Supreme Court confirmation hearings have a rich history in America. Supreme Court Justices have gone through confirmation in the Senate since our country was founded, and have been considered regularly by the Senate Judiciary Committee since 1868 – nominees have been testifying there since 1925. This week Elena Kagan takes her place in that history, with the Judiciary Committee holding a hearing to evaluate her nomination. If they decide to vote her out of the committee, the entire Senate will then vote on whether to confirm her to the Supreme Court.
So what should you expect to see? Well, you’ll likely see two things really: one is Elena Kagan, a woman who has dedicated her career to public service and to the study of how American law affects the American people, with values instilled in her by a father who was an attorney and represented ordinary people in his community, and a mother who was a beloved public school teacher. You’ll see a brilliant woman who has been an independent thinker from the beginning of her career, garnering respect from all quarters as one of Nation’s leading legal minds. You’ll see a trailblazer – the first woman to become Dean of Harvard Law School, beloved by students and widely respected for her skills as a consensus builder and openness to different points of view. And you’ll see a woman widely praised as a commanding, effective advocate for the American people as America’s Solicitor General, the first woman to serve in that position as well.

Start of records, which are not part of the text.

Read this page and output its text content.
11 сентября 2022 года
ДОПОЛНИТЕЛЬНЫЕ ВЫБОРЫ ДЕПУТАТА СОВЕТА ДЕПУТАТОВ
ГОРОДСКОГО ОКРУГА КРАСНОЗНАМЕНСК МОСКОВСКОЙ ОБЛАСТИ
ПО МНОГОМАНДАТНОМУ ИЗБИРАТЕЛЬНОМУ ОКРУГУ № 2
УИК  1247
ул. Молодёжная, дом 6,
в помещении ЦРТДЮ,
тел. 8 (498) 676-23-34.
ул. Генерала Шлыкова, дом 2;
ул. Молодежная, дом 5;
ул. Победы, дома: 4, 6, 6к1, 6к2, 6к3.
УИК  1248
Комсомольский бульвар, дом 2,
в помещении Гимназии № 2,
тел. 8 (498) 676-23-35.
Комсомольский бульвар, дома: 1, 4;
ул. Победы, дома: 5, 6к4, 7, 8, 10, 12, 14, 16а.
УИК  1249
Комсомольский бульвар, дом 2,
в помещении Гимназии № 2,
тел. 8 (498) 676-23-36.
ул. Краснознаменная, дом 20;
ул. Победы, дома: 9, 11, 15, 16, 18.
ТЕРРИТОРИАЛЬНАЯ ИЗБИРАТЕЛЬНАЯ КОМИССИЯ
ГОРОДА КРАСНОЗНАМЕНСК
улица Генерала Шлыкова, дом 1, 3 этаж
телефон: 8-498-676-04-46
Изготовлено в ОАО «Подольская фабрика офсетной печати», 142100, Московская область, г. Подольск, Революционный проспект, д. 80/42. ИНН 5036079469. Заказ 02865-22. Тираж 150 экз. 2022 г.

The second thing you’ll see, however, is what you might expect: some good old-fashioned politics. You’ll hear baseless claims that she would be an “activist judge,” claims that certain senators seem to make about any judge nominated by a President of the other party. You’ll hear attacks on her independence despite the enthusiastic endorsement she has received from members of the legal community across the political spectrum. And you’ll see attempts to attach nefarious meanings to notes scribbled on documents years ago, from the same senators who have insisted during previous nominations that doing so is unhelpful and unwise.
That’s Washington for you. But keep your eye on Elena Kagan, and we predict that you’ll quickly see why she’s so widely respected and admired. The letter of support signed by every Solicitor General from the past quarter century – Democrats and Republicans – might put it best, noting not just her “brilliant intellect,” but the “high regard in which she is held by persons of a wide variety of political and social views.” We predict you’ll see the same.